Pre-sequences of matrix orthogonal polynomials

TL;DR

This paper introduces pre-sequences of matrix orthogonal polynomials, establishing a construction method from spherical functions and demonstrating their relation to matrix orthogonal polynomials via a specific transformation.

Contribution

It defines the concept of pre-sequences of matrix orthogonal polynomials and shows how to construct them from spherical functions associated with symmetric pairs.

Findings

Pre-sequences satisfy a three-term recursion relation.

The sequence Q_n = F_n F_0^{-1} forms matrix orthogonal polynomials.

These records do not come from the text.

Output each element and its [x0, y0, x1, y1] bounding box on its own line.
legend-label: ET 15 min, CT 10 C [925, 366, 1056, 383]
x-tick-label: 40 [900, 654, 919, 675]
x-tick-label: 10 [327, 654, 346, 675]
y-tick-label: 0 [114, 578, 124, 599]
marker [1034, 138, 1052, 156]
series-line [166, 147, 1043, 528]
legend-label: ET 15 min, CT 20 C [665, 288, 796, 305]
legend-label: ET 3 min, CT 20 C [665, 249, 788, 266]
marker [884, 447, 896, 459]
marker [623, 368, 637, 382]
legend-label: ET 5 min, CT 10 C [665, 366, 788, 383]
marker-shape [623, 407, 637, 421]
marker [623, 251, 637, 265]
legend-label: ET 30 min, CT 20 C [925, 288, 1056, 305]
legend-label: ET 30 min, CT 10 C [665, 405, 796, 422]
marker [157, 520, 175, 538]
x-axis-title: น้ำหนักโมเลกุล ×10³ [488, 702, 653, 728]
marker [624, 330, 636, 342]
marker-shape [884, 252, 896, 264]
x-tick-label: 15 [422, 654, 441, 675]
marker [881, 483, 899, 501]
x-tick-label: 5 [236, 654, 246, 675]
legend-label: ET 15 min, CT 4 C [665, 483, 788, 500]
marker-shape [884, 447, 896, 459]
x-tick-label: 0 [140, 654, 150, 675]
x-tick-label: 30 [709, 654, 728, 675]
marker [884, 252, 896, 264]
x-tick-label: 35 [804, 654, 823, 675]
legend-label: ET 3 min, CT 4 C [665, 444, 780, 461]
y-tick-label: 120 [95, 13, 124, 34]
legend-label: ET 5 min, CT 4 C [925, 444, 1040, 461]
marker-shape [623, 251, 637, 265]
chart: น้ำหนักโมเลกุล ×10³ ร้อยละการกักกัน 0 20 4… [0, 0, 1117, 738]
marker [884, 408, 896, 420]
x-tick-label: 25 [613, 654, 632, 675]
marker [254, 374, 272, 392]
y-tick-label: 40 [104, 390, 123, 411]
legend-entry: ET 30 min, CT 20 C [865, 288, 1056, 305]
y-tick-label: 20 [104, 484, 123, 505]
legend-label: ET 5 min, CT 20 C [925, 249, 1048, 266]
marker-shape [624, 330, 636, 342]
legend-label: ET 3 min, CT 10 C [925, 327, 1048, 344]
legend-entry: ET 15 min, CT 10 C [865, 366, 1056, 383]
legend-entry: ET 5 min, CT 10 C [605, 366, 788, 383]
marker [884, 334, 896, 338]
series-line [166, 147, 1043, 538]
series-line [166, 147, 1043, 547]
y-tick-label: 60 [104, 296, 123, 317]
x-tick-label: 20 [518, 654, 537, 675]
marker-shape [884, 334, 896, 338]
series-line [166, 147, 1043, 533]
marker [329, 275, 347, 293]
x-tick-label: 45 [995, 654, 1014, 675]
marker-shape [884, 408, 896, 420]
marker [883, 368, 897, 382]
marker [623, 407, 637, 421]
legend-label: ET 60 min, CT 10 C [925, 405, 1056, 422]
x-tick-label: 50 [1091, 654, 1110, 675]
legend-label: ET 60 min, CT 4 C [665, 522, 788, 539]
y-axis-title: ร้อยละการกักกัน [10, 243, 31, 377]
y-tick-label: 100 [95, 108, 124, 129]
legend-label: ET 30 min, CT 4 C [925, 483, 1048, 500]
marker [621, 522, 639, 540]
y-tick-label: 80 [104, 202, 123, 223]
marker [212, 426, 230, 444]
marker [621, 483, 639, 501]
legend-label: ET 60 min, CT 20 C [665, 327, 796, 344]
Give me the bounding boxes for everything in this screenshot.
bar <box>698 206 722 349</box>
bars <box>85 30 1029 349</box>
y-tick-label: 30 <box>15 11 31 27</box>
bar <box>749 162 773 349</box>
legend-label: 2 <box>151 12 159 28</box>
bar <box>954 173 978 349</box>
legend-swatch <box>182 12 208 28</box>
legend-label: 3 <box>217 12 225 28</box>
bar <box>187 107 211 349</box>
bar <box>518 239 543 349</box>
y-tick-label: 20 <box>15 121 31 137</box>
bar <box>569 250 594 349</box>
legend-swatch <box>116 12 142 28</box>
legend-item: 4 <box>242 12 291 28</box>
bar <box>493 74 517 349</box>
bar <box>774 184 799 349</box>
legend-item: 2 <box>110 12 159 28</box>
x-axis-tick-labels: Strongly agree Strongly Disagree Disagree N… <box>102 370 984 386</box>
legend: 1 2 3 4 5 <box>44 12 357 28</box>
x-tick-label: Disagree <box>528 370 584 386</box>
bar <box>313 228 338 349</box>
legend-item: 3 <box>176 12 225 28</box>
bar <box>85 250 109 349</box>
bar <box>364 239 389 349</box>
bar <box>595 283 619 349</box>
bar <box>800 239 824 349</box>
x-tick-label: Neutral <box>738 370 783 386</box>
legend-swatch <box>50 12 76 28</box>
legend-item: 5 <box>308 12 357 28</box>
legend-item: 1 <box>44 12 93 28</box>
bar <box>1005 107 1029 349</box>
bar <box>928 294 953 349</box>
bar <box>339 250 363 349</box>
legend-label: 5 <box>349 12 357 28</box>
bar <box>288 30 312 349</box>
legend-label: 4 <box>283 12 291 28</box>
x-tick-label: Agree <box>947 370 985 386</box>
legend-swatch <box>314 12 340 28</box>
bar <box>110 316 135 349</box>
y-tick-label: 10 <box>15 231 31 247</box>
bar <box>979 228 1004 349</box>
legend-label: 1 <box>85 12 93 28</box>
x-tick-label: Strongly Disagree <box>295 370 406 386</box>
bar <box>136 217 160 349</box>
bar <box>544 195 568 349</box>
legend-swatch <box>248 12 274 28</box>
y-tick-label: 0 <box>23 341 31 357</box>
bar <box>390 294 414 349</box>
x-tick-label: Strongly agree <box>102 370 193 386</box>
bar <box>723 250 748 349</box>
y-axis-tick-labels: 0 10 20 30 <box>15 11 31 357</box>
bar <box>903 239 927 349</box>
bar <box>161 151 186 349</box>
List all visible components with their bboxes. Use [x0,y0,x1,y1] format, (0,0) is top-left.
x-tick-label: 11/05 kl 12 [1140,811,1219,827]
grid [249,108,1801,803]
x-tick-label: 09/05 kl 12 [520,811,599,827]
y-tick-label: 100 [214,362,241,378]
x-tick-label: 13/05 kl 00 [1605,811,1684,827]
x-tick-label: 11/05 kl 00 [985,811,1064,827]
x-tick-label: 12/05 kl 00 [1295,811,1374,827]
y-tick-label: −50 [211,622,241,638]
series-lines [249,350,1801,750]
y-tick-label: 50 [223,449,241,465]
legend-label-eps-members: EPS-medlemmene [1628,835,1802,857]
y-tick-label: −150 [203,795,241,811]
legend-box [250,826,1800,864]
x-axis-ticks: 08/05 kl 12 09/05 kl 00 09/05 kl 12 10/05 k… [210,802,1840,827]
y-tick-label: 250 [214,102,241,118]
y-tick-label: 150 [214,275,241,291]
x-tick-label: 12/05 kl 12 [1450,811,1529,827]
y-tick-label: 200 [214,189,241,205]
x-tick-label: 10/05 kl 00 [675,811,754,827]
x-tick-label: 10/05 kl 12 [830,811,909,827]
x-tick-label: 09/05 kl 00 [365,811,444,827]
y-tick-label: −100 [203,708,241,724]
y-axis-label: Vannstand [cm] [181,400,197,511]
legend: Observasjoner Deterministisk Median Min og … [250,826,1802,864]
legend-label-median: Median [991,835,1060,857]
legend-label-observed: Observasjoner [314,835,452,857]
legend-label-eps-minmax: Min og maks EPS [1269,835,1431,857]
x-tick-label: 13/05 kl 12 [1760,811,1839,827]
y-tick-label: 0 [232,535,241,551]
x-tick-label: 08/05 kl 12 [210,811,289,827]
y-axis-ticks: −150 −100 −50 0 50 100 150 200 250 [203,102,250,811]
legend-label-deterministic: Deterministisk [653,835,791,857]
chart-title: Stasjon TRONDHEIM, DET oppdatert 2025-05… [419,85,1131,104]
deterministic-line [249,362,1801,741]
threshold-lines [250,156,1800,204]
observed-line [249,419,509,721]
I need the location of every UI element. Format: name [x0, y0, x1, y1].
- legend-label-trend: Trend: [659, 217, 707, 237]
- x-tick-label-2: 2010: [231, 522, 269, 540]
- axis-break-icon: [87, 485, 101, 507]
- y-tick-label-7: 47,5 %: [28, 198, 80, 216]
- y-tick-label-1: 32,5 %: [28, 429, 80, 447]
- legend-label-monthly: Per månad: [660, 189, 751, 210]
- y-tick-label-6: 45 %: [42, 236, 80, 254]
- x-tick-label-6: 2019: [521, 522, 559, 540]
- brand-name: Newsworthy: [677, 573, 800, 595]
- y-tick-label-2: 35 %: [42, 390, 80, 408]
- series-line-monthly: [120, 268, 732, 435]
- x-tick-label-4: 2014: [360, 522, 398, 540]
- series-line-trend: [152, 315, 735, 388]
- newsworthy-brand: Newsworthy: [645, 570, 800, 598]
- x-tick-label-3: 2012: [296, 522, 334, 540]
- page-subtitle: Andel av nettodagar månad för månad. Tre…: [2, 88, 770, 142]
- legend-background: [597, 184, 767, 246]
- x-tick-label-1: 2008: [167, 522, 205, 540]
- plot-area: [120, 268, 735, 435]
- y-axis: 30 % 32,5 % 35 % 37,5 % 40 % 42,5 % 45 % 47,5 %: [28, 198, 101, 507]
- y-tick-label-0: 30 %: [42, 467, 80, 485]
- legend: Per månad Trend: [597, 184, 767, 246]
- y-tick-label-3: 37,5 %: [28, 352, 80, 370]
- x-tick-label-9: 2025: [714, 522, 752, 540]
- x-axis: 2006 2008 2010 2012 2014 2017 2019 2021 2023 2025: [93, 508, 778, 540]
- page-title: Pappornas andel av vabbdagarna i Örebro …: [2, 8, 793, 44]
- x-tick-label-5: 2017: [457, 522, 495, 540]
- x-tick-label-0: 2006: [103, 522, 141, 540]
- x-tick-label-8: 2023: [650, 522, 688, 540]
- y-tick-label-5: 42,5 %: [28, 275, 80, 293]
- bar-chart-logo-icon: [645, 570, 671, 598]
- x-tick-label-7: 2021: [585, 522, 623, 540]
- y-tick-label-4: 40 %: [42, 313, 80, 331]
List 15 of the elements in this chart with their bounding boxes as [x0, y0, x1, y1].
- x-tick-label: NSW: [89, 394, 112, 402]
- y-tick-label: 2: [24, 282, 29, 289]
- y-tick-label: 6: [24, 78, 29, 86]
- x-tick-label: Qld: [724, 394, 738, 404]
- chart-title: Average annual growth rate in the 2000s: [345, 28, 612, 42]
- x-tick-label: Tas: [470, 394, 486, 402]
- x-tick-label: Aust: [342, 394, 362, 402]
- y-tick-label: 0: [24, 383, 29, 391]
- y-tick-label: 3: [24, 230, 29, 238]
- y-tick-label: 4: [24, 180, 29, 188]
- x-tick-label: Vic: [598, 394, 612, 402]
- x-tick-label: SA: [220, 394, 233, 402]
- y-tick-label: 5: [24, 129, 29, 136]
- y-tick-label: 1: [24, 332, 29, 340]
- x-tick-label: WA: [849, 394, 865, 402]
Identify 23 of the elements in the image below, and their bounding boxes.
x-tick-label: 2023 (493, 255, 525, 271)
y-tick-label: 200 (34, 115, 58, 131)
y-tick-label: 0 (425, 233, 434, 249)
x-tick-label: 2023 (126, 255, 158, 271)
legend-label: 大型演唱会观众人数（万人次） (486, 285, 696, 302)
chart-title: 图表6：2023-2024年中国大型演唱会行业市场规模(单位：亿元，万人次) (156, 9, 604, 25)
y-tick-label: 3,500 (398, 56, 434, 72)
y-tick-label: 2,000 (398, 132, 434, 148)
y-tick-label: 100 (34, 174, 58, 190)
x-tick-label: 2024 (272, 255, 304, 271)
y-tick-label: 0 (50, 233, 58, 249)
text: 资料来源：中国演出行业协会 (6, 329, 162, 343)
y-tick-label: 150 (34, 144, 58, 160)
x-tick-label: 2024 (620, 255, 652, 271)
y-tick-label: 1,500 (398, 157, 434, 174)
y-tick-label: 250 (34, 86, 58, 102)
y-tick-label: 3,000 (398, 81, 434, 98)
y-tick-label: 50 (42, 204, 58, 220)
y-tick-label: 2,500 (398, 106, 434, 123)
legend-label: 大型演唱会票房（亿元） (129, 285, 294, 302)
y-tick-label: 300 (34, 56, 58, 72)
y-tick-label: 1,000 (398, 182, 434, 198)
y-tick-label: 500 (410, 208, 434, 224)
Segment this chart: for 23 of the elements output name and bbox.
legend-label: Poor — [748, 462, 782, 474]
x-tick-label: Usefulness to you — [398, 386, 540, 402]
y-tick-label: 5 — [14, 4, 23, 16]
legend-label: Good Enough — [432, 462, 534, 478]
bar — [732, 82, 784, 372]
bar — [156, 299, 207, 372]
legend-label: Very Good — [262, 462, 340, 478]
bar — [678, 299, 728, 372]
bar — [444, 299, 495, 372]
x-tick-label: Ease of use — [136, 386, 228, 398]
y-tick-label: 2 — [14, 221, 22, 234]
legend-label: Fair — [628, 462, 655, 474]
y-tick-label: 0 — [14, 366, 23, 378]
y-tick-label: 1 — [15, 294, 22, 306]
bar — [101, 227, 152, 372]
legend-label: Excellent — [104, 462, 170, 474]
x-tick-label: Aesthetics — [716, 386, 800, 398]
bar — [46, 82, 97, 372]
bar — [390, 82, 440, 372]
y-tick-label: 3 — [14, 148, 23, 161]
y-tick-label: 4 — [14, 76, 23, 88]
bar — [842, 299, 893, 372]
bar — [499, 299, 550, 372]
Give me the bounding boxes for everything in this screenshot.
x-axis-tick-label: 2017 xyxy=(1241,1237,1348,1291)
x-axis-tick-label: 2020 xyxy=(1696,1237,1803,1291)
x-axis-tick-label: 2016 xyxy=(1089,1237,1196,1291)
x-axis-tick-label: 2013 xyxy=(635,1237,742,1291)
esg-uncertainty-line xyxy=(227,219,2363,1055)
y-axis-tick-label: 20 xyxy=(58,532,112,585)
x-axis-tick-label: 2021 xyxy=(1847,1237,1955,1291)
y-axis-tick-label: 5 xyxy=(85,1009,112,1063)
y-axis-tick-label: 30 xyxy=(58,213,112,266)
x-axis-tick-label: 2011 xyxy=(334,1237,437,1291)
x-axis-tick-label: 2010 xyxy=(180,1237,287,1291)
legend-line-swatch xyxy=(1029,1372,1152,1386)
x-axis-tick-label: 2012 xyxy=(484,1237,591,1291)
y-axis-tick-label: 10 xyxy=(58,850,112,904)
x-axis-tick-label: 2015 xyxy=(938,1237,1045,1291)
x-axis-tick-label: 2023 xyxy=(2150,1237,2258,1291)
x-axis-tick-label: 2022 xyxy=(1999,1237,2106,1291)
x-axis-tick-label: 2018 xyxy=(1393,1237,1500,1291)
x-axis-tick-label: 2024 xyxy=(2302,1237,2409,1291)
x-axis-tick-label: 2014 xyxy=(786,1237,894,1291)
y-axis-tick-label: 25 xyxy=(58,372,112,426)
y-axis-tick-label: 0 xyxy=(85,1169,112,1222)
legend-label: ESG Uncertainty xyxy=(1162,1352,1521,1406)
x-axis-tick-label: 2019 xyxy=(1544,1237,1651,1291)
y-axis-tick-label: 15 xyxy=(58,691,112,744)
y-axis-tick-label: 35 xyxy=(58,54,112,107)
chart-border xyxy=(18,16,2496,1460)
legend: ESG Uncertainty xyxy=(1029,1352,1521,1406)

The construction applies to compact symmetric pairs of rank one.

Abstract

We introduce the notion of a pre-sequence of matrix orthogonal polynomials to mean a sequence {F_n} of matrix orthogonal functions with respect to a weight function W, satisfying a three term recursion relation and such that det(F_0) is not zero almost everywhere. By now there is a uniform construction of such sequences from irreducible spherical functions of some fixed K-types associated to compact symmetric pairs (G,K) of rank one. Our main result is that {Q_n=F_nF_0^{-1}} is a sequence of matrix orthogonal polynomials with respect to the weight function F_0WF_0*, see Theorem 2.1.